Puting beliung meningkat
Berdasarkan data Badan Nasional Penanggulangan Bencana (BNPB), kejadian puting beliung juga semakin ekstrem. Kepala Pusat Data, Informasi, dan Humas BNPB Sutopo Purwo Nugrohomengatakan, frekuensi puting beliung meningkat dalam kurun 15 tahun terakhir. Bahkan, puting beliung kini menjadi bencana paling sering terjadi nomor dua setelah banjir. Selama tahun ini saja telah terjadi 624 kejadian puting beliung yang menyebabkan 30 orang meninggal, 166 orang luka-luka, serta 13.692 orang menderita dan mengungsi. Bencana ini juga menyebabkan 12.607 rumah dan ratusan bangunan publik rusak.
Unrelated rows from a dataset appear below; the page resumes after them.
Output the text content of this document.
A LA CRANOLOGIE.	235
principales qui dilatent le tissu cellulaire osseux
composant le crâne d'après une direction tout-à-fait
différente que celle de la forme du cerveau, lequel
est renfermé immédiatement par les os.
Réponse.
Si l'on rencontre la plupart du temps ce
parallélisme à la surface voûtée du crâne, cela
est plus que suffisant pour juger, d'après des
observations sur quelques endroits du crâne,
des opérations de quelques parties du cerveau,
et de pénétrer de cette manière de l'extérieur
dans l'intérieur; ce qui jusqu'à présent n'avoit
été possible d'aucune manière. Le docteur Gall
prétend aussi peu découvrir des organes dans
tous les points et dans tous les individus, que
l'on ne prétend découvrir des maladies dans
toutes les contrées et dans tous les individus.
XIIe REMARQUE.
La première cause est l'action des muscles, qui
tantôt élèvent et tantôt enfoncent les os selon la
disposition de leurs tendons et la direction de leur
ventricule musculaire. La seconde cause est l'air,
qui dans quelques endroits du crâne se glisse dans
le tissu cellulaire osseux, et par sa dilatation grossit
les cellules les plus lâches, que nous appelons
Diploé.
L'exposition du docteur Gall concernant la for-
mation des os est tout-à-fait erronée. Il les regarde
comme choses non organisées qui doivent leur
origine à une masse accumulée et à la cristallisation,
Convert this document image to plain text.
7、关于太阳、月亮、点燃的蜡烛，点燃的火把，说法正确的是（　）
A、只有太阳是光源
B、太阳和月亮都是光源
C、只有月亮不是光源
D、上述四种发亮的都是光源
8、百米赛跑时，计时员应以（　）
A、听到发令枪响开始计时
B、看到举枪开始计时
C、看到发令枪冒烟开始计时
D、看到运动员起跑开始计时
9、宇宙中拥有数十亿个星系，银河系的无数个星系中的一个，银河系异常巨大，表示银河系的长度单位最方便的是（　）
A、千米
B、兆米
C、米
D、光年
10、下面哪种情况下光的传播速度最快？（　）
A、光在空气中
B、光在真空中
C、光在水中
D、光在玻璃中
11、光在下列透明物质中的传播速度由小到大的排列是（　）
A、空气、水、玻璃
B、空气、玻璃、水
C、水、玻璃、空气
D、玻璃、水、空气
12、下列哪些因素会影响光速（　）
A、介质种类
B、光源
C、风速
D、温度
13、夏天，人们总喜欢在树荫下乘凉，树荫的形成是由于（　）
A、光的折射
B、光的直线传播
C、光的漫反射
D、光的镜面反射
Berdasarkan data BNPB, dalam kurun 2002-2017, bencana puting beliung paling sering terjadi di wilayah Jateng (1.311 kali), Jatim (819 kali), dan Jawa Barat (737 kali). Sementara untuk tingkat kabupaten, yang paling kerap dilanda bencana ini adalah Cilacap (Jateng) sebanyak 204 kali, Bogor (Jabar) 162 kali, dan Bojonegoro (Jatim) 108 kali.
Di Jabar, misalnya, sebulan terakhir puting beliung melanda sejumlah kawasan di Kota Bandung, Kota Cimahi, Kabupaten Bandung, dan Kabupaten Bandung Barat. Akibatnya, ratusan rumah warga rusak. Prakirawan BMKG Bandung, Muhamad Iid Mujtahidin, mengatakan, angin kencang dengan kecepatan 15-25 knot masih berpotensi terjadi di sejumlah wilayah Jabar.
Sebagaimana puting beliung, frekuensi banjir paling tinggi juga terjadi di Jawa, dalam hal ini Jatim, yang pada tahun ini sudah mengalami 97 kejadian. Jateng menempati peringkat kedua dengan 96 kejadian, disusul Jabar dengan 58 kejadian. Sementara area yang paling kerap dilanda longsor adalah Jateng (195 kejadian), Jabar (107 kejadian), dan Jatim (97 kejadian).
Secara umum, 315 kabupaten/kota berada di daerah bahaya sedang-tinggi banjir dengan jumlah penduduk yang terpapar bahaya ini sebanyak 63,7 juta jiwa. Adapun 274 kabupaten/kota berada di daerah bahaya sedang-tinggi longsor dengan jumlah penduduk yang terpapar bahaya ini sebanyak 40,9 juta jiwa.
Dominasi kejadian banjir dan longsor di Jawa, menurut Sutopo, menunjukkan parahnya degradasi lingkungan di pulau ini serta pertumbuhan penduduk yang tinggal di zona rentan bencana. Kawasan hulu yang seharusnya menjadi kawasan lindung, resapan air, dan penyangga sistem hidrologi telah berubah menjadi lahan pertanian, perkebunan, pertambangan, dan permukiman.